3.2.1 Real Scenarios for Collision Avoidance

This section describes two possible scenarios that exploit the capabilities of the distributed big data analytics. Figure 9 shows two different scenarios to be recreated in the city of Modena. There are different actors involved: street cameras (a video frame shows its FOV), smart cars (or connected cars), a passive car and truck, and pedestrians. Arrows show the predicted trajectory of each actor.

  • Scenario 1, Fig. 9a (Attiraglio Street in MASA): It evaluates the “virtual mirror” functionality that increases the field of view of a vehicle beyond its actual vision (or the driver’s vision). In this example, there is a stationary truck that hides the view of both the smart car driver and the pedestrian who is crossing the street. This hazard situation is detected by the two cameras located at the street and processed by the combined big data analytics. As a result, an alert is sent to the smart car.

    Fig. 9
    figure 9

    Real collision avoidance demonstration scenarios

  • Scenario 2, Fig. 9b (Roundabout at Via Pico della Mirandola—Parking exit of the Modena train station): It evaluates the “two sources of attention” functionality that aims to alert drivers when attention must be paid to two different events in opposite directions. In this example, there is a smart car exiting the parking, a regular car reaching the roundabout, and a pedestrian crossing the road. This hazard situation is detected by the camera located at the street and processed by the combined big data analytics. As a result, an alert is sent to the smart car.

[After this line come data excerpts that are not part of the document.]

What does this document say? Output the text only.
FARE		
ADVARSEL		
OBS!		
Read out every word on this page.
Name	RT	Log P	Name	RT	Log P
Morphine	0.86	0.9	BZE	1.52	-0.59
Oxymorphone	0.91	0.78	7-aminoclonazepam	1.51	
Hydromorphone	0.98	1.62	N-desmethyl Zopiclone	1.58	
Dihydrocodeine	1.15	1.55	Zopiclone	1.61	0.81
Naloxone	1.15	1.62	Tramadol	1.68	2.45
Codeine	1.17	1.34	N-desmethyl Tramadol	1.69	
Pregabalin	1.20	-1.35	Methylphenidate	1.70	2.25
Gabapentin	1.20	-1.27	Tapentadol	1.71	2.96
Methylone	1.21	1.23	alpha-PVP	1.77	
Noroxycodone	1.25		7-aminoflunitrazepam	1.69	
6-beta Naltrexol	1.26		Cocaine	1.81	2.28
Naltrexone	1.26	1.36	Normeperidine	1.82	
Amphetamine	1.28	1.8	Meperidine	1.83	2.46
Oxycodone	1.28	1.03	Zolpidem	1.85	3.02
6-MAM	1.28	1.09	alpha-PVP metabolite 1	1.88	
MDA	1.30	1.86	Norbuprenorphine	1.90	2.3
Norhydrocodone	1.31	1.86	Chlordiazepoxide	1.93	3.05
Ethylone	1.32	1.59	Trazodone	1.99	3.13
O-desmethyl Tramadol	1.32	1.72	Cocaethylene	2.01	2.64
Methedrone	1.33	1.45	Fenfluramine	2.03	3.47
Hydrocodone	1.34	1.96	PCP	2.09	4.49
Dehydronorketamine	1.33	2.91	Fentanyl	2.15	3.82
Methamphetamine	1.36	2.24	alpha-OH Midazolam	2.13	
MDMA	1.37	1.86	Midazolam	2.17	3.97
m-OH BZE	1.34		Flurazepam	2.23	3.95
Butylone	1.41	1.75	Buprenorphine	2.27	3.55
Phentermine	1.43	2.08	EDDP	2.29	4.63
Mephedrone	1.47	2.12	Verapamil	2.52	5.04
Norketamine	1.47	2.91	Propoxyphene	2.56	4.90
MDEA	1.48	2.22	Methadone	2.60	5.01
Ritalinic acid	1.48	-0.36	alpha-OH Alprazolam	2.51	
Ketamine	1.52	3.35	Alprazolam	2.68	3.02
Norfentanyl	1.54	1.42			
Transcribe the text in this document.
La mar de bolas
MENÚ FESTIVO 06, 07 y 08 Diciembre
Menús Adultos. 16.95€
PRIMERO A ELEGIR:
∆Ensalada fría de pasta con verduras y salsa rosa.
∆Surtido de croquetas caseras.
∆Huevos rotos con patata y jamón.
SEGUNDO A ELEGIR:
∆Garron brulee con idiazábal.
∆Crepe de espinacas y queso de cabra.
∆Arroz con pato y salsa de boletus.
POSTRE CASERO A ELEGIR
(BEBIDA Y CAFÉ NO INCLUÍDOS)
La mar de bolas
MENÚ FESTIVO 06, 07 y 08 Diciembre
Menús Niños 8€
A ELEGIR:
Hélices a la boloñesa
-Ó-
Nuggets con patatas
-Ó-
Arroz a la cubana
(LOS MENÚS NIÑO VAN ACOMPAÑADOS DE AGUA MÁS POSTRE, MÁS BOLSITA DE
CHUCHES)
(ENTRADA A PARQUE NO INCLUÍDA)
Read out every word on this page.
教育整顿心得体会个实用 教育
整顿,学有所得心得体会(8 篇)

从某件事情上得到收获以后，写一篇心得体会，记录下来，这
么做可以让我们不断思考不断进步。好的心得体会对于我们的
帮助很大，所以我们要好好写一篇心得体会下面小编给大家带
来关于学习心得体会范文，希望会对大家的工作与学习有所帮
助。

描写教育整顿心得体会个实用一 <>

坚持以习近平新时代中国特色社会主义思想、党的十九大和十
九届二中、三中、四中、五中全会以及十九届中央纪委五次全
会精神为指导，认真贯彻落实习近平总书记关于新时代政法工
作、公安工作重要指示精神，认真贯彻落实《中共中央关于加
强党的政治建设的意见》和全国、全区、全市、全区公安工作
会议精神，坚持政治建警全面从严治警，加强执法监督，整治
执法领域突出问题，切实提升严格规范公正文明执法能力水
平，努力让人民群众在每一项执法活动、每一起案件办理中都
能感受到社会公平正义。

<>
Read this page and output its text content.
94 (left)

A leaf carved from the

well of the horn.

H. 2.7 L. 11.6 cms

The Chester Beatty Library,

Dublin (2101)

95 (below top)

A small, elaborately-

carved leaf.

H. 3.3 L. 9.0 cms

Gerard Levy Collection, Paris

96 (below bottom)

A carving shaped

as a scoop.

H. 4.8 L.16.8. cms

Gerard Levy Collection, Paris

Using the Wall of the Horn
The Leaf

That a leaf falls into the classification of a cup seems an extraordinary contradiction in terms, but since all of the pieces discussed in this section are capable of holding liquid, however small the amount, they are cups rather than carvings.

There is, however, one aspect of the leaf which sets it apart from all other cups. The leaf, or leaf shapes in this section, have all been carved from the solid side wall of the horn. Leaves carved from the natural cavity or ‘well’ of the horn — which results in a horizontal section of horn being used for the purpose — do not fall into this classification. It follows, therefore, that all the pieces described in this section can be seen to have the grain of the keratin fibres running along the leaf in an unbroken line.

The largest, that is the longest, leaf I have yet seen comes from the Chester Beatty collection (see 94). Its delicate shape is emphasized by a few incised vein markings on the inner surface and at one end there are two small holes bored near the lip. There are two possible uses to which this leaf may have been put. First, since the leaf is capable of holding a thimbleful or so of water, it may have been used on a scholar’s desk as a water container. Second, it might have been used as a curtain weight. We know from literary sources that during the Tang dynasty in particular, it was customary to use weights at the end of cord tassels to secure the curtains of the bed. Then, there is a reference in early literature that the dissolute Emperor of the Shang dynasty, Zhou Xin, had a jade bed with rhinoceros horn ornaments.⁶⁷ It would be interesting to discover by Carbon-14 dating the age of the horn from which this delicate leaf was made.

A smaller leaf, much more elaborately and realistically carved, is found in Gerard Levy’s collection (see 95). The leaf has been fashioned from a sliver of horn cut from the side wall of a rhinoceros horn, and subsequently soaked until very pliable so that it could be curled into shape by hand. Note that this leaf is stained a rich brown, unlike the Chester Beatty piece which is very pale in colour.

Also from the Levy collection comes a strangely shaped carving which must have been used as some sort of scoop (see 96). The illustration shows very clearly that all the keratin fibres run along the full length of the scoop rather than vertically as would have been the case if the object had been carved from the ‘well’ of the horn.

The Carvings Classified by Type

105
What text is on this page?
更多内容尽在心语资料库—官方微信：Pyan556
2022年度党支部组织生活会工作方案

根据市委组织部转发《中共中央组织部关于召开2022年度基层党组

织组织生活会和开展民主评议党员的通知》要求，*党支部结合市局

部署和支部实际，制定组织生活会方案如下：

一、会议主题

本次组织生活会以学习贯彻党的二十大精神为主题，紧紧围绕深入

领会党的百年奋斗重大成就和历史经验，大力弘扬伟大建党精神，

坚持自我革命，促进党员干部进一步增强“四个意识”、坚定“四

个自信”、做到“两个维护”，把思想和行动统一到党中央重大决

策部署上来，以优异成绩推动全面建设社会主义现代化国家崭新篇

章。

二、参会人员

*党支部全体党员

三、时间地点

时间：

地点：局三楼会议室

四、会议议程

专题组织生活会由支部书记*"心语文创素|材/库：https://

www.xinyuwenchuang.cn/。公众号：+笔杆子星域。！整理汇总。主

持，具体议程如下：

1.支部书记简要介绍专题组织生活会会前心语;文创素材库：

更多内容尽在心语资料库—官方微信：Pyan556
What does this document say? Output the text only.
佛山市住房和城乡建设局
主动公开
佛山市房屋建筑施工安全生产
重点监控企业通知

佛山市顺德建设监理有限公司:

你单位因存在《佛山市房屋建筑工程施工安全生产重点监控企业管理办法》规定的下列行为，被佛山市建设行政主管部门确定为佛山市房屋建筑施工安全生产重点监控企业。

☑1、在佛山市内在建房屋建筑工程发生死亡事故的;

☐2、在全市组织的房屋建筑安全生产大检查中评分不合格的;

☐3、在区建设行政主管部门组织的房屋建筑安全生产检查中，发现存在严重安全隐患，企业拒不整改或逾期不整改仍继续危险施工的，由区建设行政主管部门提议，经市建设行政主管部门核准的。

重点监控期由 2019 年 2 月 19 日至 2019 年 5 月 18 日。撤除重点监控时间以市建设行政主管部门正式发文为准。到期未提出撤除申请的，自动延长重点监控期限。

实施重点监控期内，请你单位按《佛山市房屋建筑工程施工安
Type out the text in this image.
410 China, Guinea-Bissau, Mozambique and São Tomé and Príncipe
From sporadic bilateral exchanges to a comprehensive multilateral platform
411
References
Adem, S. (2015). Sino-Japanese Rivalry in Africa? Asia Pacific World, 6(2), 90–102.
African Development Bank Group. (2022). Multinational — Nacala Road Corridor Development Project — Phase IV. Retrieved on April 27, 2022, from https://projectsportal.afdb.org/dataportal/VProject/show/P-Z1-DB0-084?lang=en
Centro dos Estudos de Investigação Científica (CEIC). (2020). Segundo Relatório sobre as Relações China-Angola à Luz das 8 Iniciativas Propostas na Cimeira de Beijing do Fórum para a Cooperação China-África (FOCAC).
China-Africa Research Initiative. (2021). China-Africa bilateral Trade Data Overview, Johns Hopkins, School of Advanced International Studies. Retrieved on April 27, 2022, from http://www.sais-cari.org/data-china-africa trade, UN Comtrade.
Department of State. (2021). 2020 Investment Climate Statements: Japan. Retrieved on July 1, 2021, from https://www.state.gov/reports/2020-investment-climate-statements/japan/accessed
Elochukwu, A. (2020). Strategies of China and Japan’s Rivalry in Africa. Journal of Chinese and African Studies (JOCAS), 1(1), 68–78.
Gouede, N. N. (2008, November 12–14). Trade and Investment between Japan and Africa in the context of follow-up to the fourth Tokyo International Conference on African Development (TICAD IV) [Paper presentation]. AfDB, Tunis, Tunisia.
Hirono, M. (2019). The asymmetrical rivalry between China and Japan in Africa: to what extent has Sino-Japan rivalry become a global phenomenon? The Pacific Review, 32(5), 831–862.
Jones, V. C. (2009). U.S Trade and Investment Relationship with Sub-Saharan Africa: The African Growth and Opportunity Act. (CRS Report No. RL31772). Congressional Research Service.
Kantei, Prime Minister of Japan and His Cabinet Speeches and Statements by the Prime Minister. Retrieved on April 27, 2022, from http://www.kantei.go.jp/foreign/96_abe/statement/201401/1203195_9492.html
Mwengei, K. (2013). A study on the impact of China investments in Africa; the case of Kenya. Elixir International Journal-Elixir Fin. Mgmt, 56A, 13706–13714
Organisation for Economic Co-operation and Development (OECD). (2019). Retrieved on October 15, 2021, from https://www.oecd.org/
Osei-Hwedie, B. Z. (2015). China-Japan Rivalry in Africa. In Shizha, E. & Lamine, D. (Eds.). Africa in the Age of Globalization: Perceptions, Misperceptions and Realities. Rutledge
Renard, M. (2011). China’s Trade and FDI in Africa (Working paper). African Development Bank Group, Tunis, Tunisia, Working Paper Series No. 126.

3.3 Real-Time Requirements

One important aspect of the big data system presented in this chapter is the notion of real time: data is constantly being produced and processed, and big data analytics are highly parallelizable, e.g., new objects are detected, while tracking previous objects, or the warning area computation can be simultaneous for multiple objects. Exploiting this parallelism, along with an efficient use of the underlying infrastructure, is extremely important to guarantee that the results are meaningful by the time they are computed. This is especially relevant for the Obstacle Detection use-case, since alerts must raise within a time interval that is useful for the driver to react. A reasonable metric, considered in the scope of the CLASS project, is to get updated results at a rate between 10 and 100 ms. Assuming that the maximum speed of a vehicle within the city is 60 km/h, vehicles will advance between 0.17 and 1.7 m. This level of granularity is enough to implement the proposed use-cases.

4 Conclusions

One of the smart computing domains in which big data can have a larger impact on people’s day-to-day life is the smart city domain. Nowadays, cities consume 70% of the world’s resources, with an estimated population rate growth of 66% by 2050, according to United Nation reports [11]. Smart cities are increasingly seen as an effective technology capable of controlling the available city resources safely, sustainability, and efficiently to improve economical and societal outcomes.

This chapter described the CLASS [4] use-case, a realistic yet visionary use-case from the smart city domain, which includes the real-time elaboration of huge amounts of data coming from a large set of sensors distributed along a wide urban area, supporting intelligent traffic management and advanced driving assistant systems. The CLASS framework and use-case are currently under deployment and evaluation in the city of Modena (Italy). More details and up-to-date information can be found on the CLASS project website: https://class-project.eu/.

For the successful outcome of this research project in particular, and for addressing the big-data challenge of future smart cities in general, it is fundamental to combine multi-dimensional and multidisciplinary contexts and teams, from artificial intelligence and machine learning to data storage and engineering.